One approach is to apply Aspect Oriented Programming. So that we can weave into logic orthogonality. Another approach is to define lifecycle hooks to allow custom logic to be plugged in in different phases.

wangzhihao commented 4 years ago

Approach one: [In progress] EDSL & Aspect Oriented Programming

The CLI's goal is comprehensive and unambitious while the EDSL's is to be neat and by convention. We would define some default actions globally, and jobs can override the default behavior when it does not fit. For example:

  1. All jobs should support metrics logging by default.
  2. All jobs should support some basic validations like not-null-check, unique check by default. It can be disabled when not applied.
  3. User should provide only one template which will fan out to different regions.

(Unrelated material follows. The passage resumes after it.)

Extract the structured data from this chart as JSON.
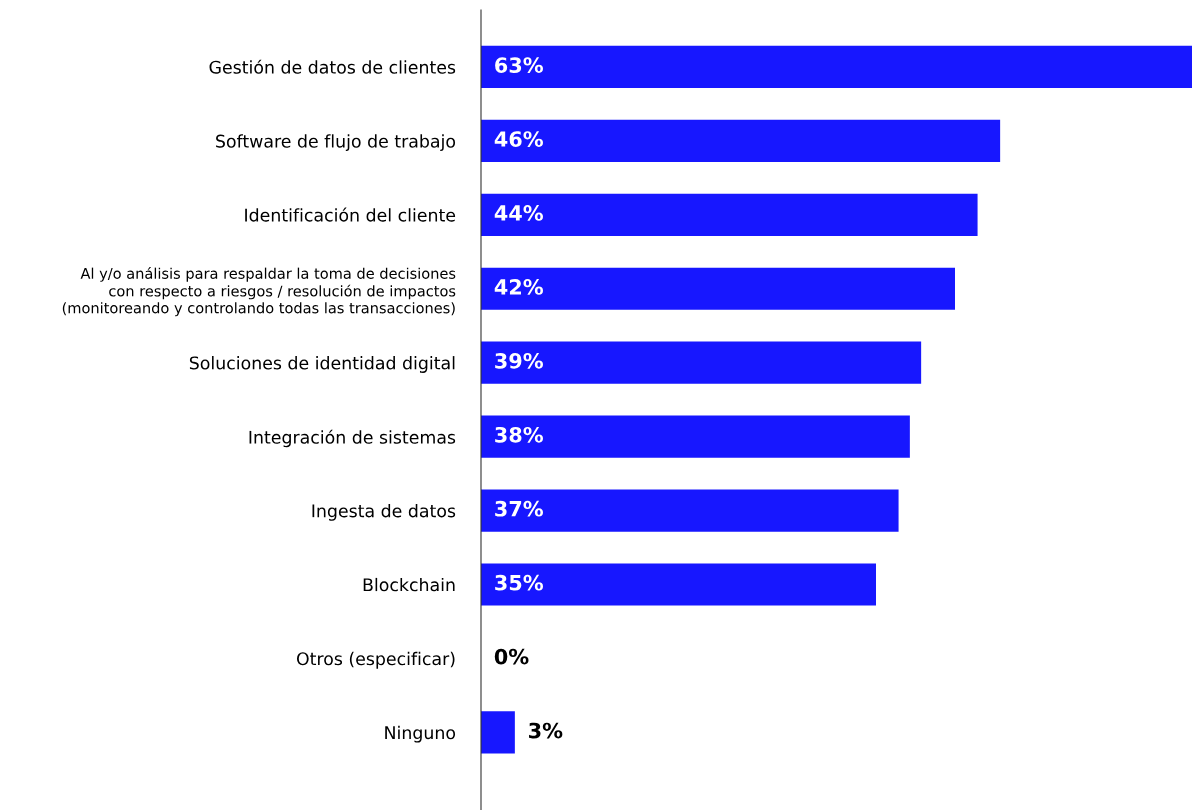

Approach two: lifecycle hooks & plugins

We define some lifecycle hooks: [input.prev.hook, input.post.hook, output.prev.hook, output.post.hook , task.prev.hook, task.post.hook]. Each hook is an array of functions, and will pass itself as payload when invoking the fucntion. For example, a function f inside input.prev.hook will be invoked as f(input, ...). The following steps illustrate how a plugin loads and executes:

  1. The core package loads the plugin and discover a hook function e.g. f in the link time.
  2. The core package pushes the function into corresponding hook array e.g. input.prev.hook.
  3. For each input target e.g. input and each function f inside its hook array e.g. input.prev.hook, execute f(input, arguments). The arguments is what users pass in the input payload.

One benefit of plugin pattern is that we can separate the logic into different packages. The core package has no knowledge about the logic and the data. It just loads the logic from plugin package and let the plugin package to explain the data.

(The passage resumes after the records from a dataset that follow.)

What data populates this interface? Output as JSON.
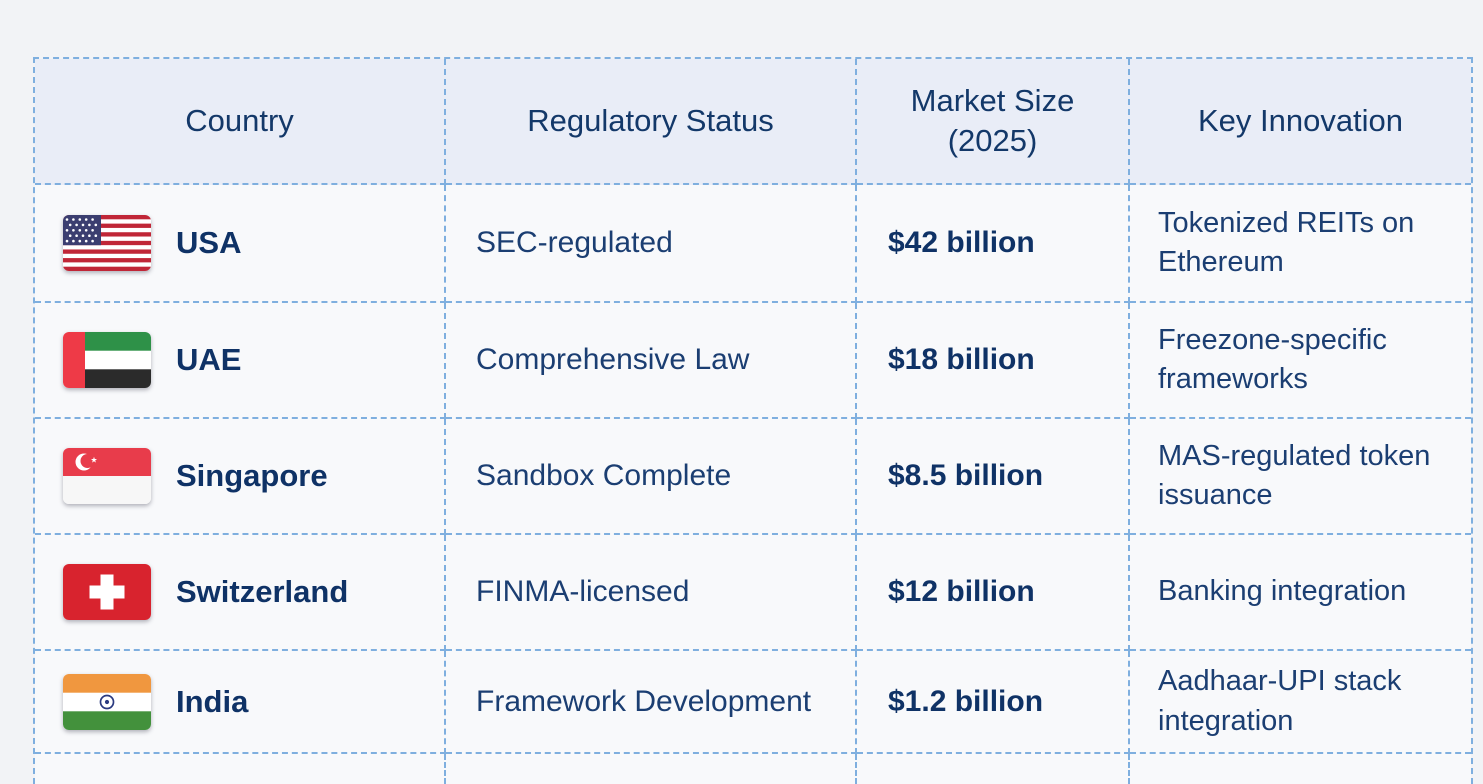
{
  "page": {
    "background_color": "#f2f3f6",
    "border_color": "#7fafdf",
    "header_bg_color": "#e9edf7",
    "cell_bg_color": "#f8f9fb",
    "text_color": "#1b3e72",
    "bold_text_color": "#0f3266"
  },
  "table": {
    "headers": [
      "Country",
      "Regulatory Status",
      "Market Size (2025)",
      "Key Innovation"
    ],
    "rows": [
      {
        "flag_icon": "usa-flag-icon",
        "country": "USA",
        "regulatory_status": "SEC-regulated",
        "market_size": "$42 billion",
        "key_innovation": "Tokenized REITs on Ethereum"
      },
      {
        "flag_icon": "uae-flag-icon",
        "country": "UAE",
        "regulatory_status": "Comprehensive Law",
        "market_size": "$18 billion",
        "key_innovation": "Freezone-specific frameworks"
      },
      {
        "flag_icon": "singapore-flag-icon",
        "country": "Singapore",
        "regulatory_status": "Sandbox Complete",
        "market_size": "$8.5 billion",
        "key_innovation": "MAS-regulated token issuance"
      },
      {
        "flag_icon": "switzerland-flag-icon",
        "country": "Switzerland",
        "regulatory_status": "FINMA-licensed",
        "market_size": "$12 billion",
        "key_innovation": "Banking integration"
      },
      {
        "flag_icon": "india-flag-icon",
        "country": "India",
        "regulatory_status": "Framework Development",
        "market_size": "$1.2 billion",
        "key_innovation": "Aadhaar-UPI stack integration"
      }
    ]
  },
  "chart_data": {
    "type": "table",
    "title": "",
    "columns": [
      "Country",
      "Regulatory Status",
      "Market Size (2025)",
      "Key Innovation"
    ],
    "rows": [
      [
        "USA",
        "SEC-regulated",
        "$42 billion",
        "Tokenized REITs on Ethereum"
      ],
      [
        "UAE",
        "Comprehensive Law",
        "$18 billion",
        "Freezone-specific frameworks"
      ],
      [
        "Singapore",
        "Sandbox Complete",
        "$8.5 billion",
        "MAS-regulated token issuance"
      ],
      [
        "Switzerland",
        "FINMA-licensed",
        "$12 billion",
        "Banking integration"
      ],
      [
        "India",
        "Framework Development",
        "$1.2 billion",
        "Aadhaar-UPI stack integration"
      ]
    ],
    "market_size_values_billion_usd": [
      42,
      18,
      8.5,
      12,
      1.2
    ]
  }
}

Here is a sample command with hooks arguments:

npx moonset run \
    --plugin '@moonset/plugin-platform-emr'  \
    --plugin '@moonset/plugin-data-glue' \
    --plugin '@moonset/plugin-validation' \
    --plugin '@moonset/plugin-metrics-logging' \
    --job '{
    "input": [{
        "glue": { 
            "db": "foo", "table": "apple", "partition": {"region_id": "1", "snapshot_date": "2020-01-01"},
            "post-hook": [
                {"type": "logging"},
                {"type": "validation", "arguments": ["not-null", "unique"]}
            ]
        }
    }],
    "task": [{
        "hive": {
           "prev-hook": [
                {"type": "validation", "arguments": ["not-null", "unique"]}
            ],
            "sql": "insert overwrite table foo.pineapple partition (region_id=1, snapshot_date=\"2020-01-01\") select foo from foo.apple;",
            "post-hook": [
                {"type": "logging"}
            ]
        }
    }],
    "output": [{
        "glue": {
            "prev-hook": [
                {"type": "validation", "arguments": ["not-null", "unique"]}
            ],
            "db": "foo", "table": "pineapple", "partition": {"region_id": "1", "snapshot_date": "2020-01-01"},
            "post-hook": [
                {"type": "logging"}
            ]
        }
    }]
}'

Questions: In the current approach two, it will start a new cluster for each validation. How to reuse the cluster?